The Times Literary Supplement observed that "the whorl of Koeppen's fragments is always steeled by his precision and capacity for revelation, and each word in Hofmann's translation feels fixed in place as though it were a mortared brick." Writer Pankaj Mishra noted that "Wolfgang Koeppen, a remorselessly brilliant German writer of the twentieth century, has long remained scandalously obscure in the Anglophone world."

== Adaptations ==

=== Film ===
In 1987, the novel was adapted into a film of the same name directed by Peter Goedel.

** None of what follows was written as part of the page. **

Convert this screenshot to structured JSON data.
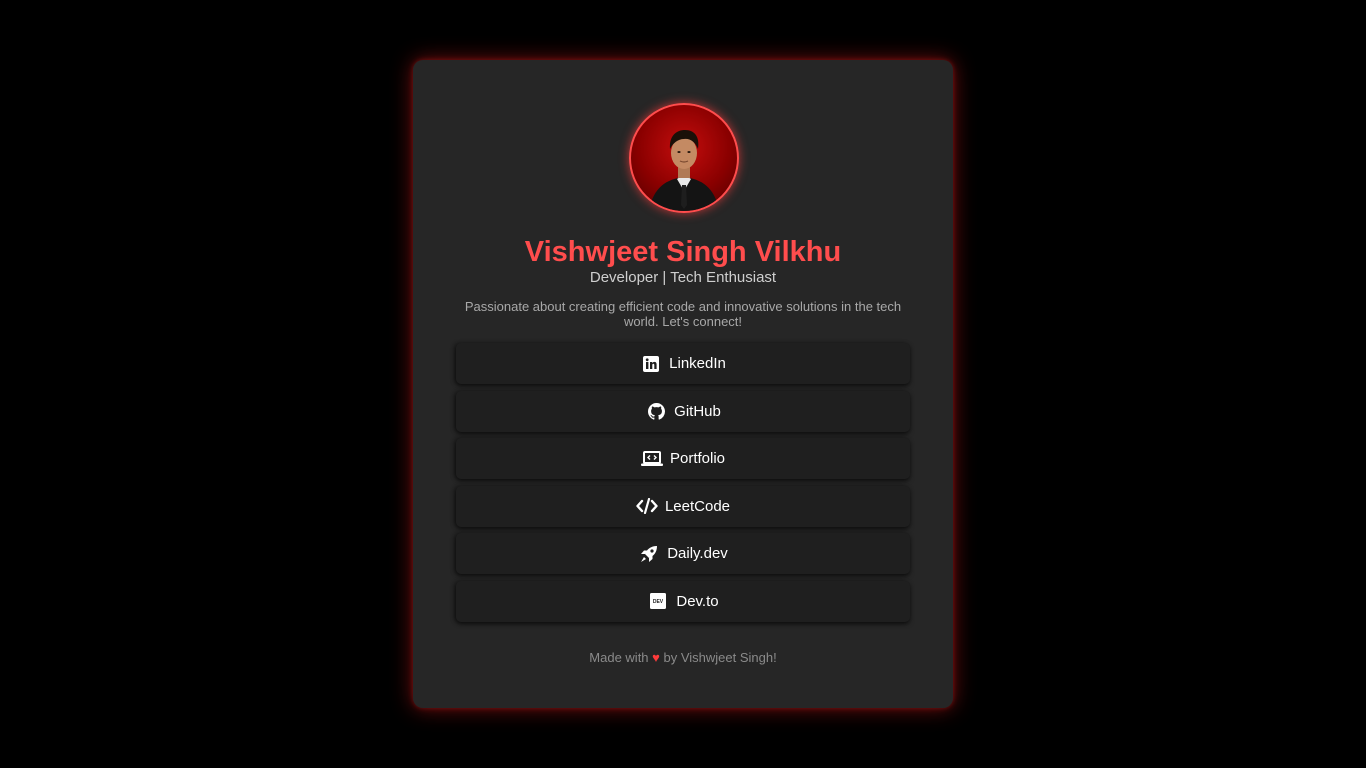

The film was nominated for the German Film Award for Outstanding Feature Film.

Cast and crew
| Role | Name |
|---|---|
| Director, Writer, Producer | Peter Goedel |
| Cinematography | David Slama |
| Film editing | Peter Goedel, Christiane Jahn |
| Music | Richard Wagner (from Das Rheingold) |
| Keetenheuve | Christian Doermer |
| Elke | Laila-Florentine Freer |
| Frost-Forestier | Jörg Hube |
| Mergentheim | Hanns Zischler |
| Knurrewahn | Otto A. Buck |
| Self | Wolfgang Koeppen |

The film incorporates documentary elements including an interview with Koeppen himself and historical newsreel footage. It uses music from Richard Wagner's Das Rheingold and attempts to draw connections between the 1950s setting and political events of the late 1980s.

=== Stage ===
In 2008, the novel was adapted into a stage drama by Frank Heuel and Stephanie Gräve and performed with considerable success by the Bonn Municipal Theatre (Theater Bonn).